Here is a significant act within such an ancient culture. Naming a person was important, even prophetic. Hence, to change the name of a person was even more significant and prophetic. And so, early on in his Gospel account, we find John’s recording of Simon’s name-change to Peter, to rock. And he would truly be an instrumental rock in the foundation of the early church. (As a side note, as I share here, I believe evangelicals have done a bit too much hermeneutical gymnastic with Matt 16:13-20, but also that Roman Catholics have invested too much within the institution of the Pope from this passage.)

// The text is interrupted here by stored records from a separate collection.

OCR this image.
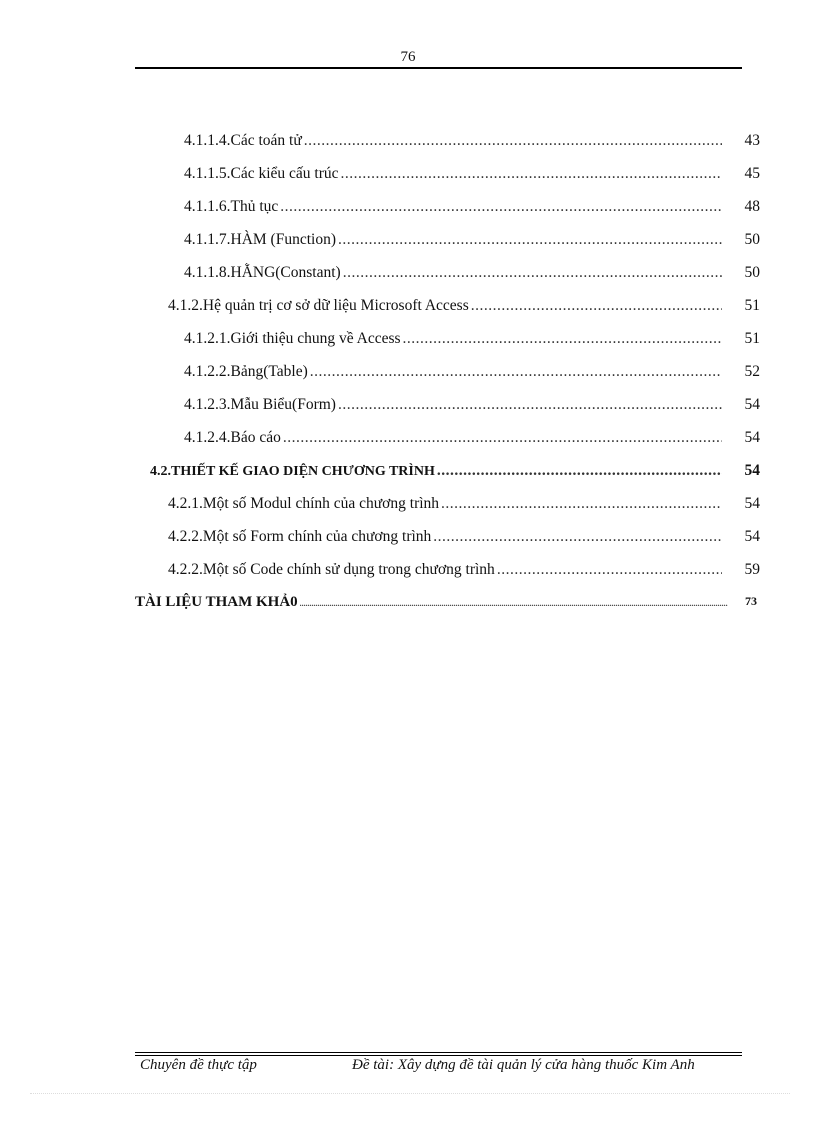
76
4.1.1.4.Các toán tử .....	43
4.1.1.5.Các kiểu cấu trúc .....	45
4.1.1.6.Thủ tục .....	48
4.1.1.7.HÀM (Function) .....	50
4.1.1.8.HẰNG(Constant) .....	50
4.1.2.Hệ quản trị cơ sở dữ liệu Microsoft Access .....	51
4.1.2.1.Giới thiệu chung về Access .....	51
4.1.2.2.Bảng(Table) .....	52
4.1.2.3.Mẫu Biểu(Form) .....	54
4.1.2.4.Báo cáo .....	54
4.2.THIẾT KẾ GIAO DIỆN CHƯƠNG TRÌNH .....	54
4.2.1.Một số Modul chính của chương trình .....	54
4.2.2.Một số Form chính của chương trình .....	54
4.2.2.Một số Code chính sử dụng trong chương trình .....	59
TÀI LIỆU THAM KHẢ0 .....	73
Chuyên đề thực tập	Đề tài: Xây dựng đề tài quản lý cửa hàng thuốc Kim Anh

So, we have examples like Abram becoming Abraham; Sarai becoming Sarah; Hoshea becoming Joshua; Saul becoming Paul; and Simon becoming Peter.

Now, we don’t necessarily have to go through a name change (though we might). But to follow Christ is a call to a life transformation. Hey, the New Testament speaks of it as a death and resurrection! Consider that reality for being a new creation. This is not just about bowing our heads and praying a sinner’s prayer. This is a metamorphosis.

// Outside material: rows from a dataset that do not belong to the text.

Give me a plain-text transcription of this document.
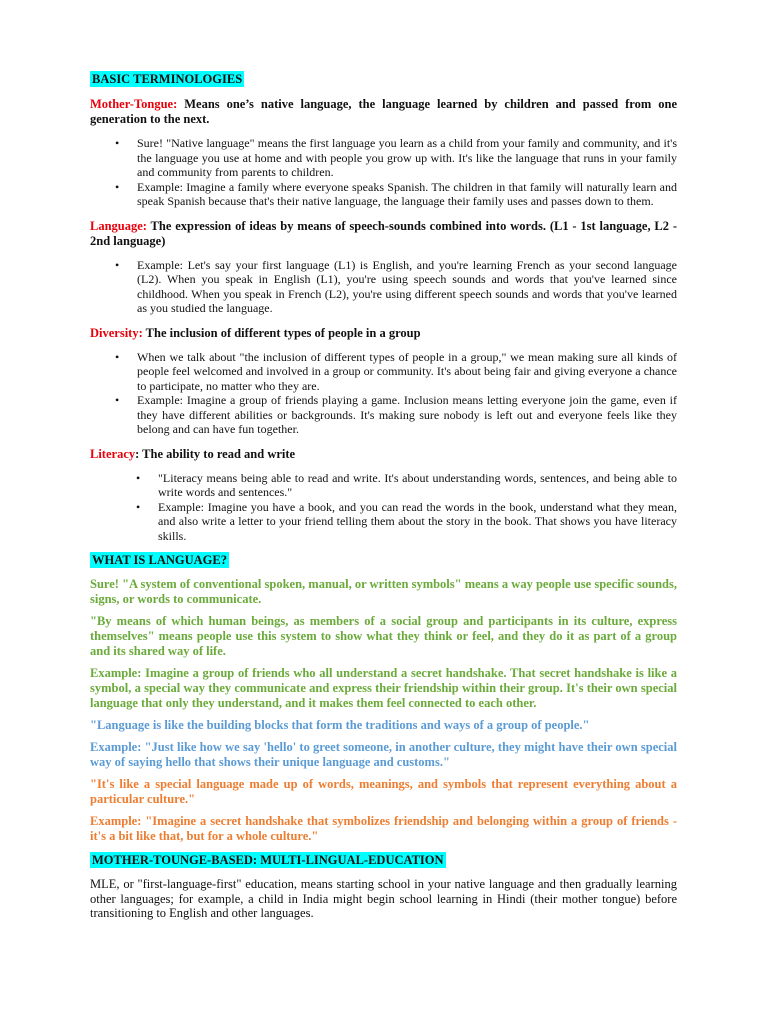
BASIC TERMINOLOGIES

Mother-Tongue: Means one’s native language, the language learned by children and passed from one generation to the next.

• Sure! "Native language" means the first language you learn as a child from your family and community, and it's the language you use at home and with people you grow up with. It's like the language that runs in your family and community from parents to children.
• Example: Imagine a family where everyone speaks Spanish. The children in that family will naturally learn and speak Spanish because that's their native language, the language their family uses and passes down to them.

Language: The expression of ideas by means of speech-sounds combined into words. (L1 - 1st language, L2 - 2nd language)

• Example: Let's say your first language (L1) is English, and you're learning French as your second language (L2). When you speak in English (L1), you're using speech sounds and words that you've learned since childhood. When you speak in French (L2), you're using different speech sounds and words that you've learned as you studied the language.

Diversity: The inclusion of different types of people in a group

• When we talk about "the inclusion of different types of people in a group," we mean making sure all kinds of people feel welcomed and involved in a group or community. It's about being fair and giving everyone a chance to participate, no matter who they are.
• Example: Imagine a group of friends playing a game. Inclusion means letting everyone join the game, even if they have different abilities or backgrounds. It's making sure nobody is left out and everyone feels like they belong and can have fun together.

Literacy: The ability to read and write

• "Literacy means being able to read and write. It's about understanding words, sentences, and being able to write words and sentences."
• Example: Imagine you have a book, and you can read the words in the book, understand what they mean, and also write a letter to your friend telling them about the story in the book. That shows you have literacy skills.
WHAT IS LANGUAGE?

Sure! "A system of conventional spoken, manual, or written symbols" means a way people use specific sounds, signs, or words to communicate.

"By means of which human beings, as members of a social group and participants in its culture, express themselves" means people use this system to show what they think or feel, and they do it as part of a group and its shared way of life.

Example: Imagine a group of friends who all understand a secret handshake. That secret handshake is like a symbol, a special way they communicate and express their friendship within their group. It's their own special language that only they understand, and it makes them feel connected to each other.

"Language is like the building blocks that form the traditions and ways of a group of people."

Example: "Just like how we say 'hello' to greet someone, in another culture, they might have their own special way of saying hello that shows their unique language and customs."

"It's like a special language made up of words, meanings, and symbols that represent everything about a particular culture."

Example: "Imagine a secret handshake that symbolizes friendship and belonging within a group of friends - it's a bit like that, but for a whole culture."

MOTHER-TOUNGE-BASED: MULTI-LINGUAL-EDUCATION

MLE, or "first-language-first" education, means starting school in your native language and then gradually learning other languages; for example, a child in India might begin school learning in Hindi (their mother tongue) before transitioning to English and other languages.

5) People are called to hear the voice of Jesus

We are all probably aware of the words of John 10. Specifically vs1-5 speak of the sheep hearing the voice of the good shepherd and that he calls them by name and leads them. Such a beautiful image of what it means to follow Christ.

Of course, we could solely keep these words as referring to the initial point of conversion. We only ‘hear’ his voice at conversion, but with no expectation of regularly hearing the voice of Jesus. And while the context could be argued for such, I would think we would reduce the reality of what it means to follow Jesus if we kept this solely to a point of conversion.

Do sheep only hear the voice of their shepherd once? Of course not. Every time they must move on, the shepherd calls out. Every time they must stop, the shepherd calls out. And everything else in between. This is not a ‘one-time’ deal.

To be honest, there is nothing like hearing the voice of the good shepherd. Nothing like it! I can share story after story in which I know God has communicated to me, asking me to take up this, lay down that, go here, go there, speak this, speak that, serve in this way, serve in that way. And I’m sure we all can share such stirring accounts.

There is nothing like the voice of Jesus.

As a summary, I share these words of Os Guinness from his book, The Call:

‘Our primary calling as followers of Christ is by him, to him, and for him. First and foremost we are called to Someone (God), not to something (such as motherhood, politics, or teaching) or to somewhere (such as the inner city or Outer Mongolia).’

This statement of Christ – Come and follow me – is central to what it means to be a disciple, a believer, a Christian. Let us attune our ears to the voice that commands the morning and calls the dead from the grave.